We recently started using DocBook for generating the Release-Notes for the different products. The release notes document, is setup as a DocBook 'book' (one file). This file contains some general info and the XInclude references to the chapters (and optional the appendixes).
Each release version of the product, gets its own chapter (as a separate file). One of the sections contains the changes (of that release). The details of that section are extracted from BugZilla and placed in a separate file (in a directory target/docbook-generated). This section starts with an DocBook table which contains an summery off all the changes. Then for each row in the table, a detailed simple-section is followed. (We created a own Maven plug-in for this).
The release notes contain many times all kind of additional tables. The data in those tables is already available in different forms. So we created an other Maven plug-in which can convert csv based data into a DocBook table. Then the relevant data is easy to update / modify and they get automaticly included in the relevant chapter, as long as the table in reference correctly. (A warning / error is given when that happens.)
These csv tables, the chapter files and the release-notes file are all checked in along with the code of the project. This has several advantages, which developers see as obviously, but which are sometimes unknown to (technical) writers. Some are like:
- easy checking of differences (good for reviewing new version of a book / article)

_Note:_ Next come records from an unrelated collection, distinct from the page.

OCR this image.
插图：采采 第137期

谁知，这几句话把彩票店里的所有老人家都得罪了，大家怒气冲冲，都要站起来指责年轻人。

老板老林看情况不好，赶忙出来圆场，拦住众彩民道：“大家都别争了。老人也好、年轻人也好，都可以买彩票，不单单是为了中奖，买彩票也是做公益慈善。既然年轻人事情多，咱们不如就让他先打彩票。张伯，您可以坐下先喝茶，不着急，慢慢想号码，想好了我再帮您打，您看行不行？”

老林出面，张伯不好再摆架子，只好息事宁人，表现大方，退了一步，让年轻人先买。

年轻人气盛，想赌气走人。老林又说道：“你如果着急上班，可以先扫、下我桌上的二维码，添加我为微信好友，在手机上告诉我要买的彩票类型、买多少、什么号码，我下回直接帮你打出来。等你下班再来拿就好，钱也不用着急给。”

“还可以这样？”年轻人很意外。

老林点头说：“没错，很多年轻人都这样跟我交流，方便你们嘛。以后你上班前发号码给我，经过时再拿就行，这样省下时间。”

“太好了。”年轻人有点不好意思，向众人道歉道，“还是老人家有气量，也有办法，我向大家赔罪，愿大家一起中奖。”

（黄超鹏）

- multiple users can edit / update the same document in parallel
- branching of sources (SCM system)
Other huge advantages are:
- Writers / developers can both update / add / correct the document (this was one of the problems we had)
- Consistent look & feel, of the output document(s)
- No time is wasted, with updating indexes etc etc
- Automaticly building of documents (through Maven / Hudson) same as compiling code
- Documents are close-by the product code (check-out as one project!) So no need to search for documents (easy to render by Maven target)
- Easy inclusion of general sections like Copyrights, Legal stuff etc.
- Easy included into the created installer (IzPack, as Maven plug-in)
Long term advantages:
- If the house style of the company changes, only a few new style-sheet is required, and then all the documents, can be re-rendered (or will get the new style, as soon as the product is released again).
This is just a quick overview of what we did do. There is no real issue, why we should not use this for all our documentation.
It actually was the second time I did do this trick, to generate release-notes, with DocBook. It brings a lot of advantages and saves a lot of dull work for each release!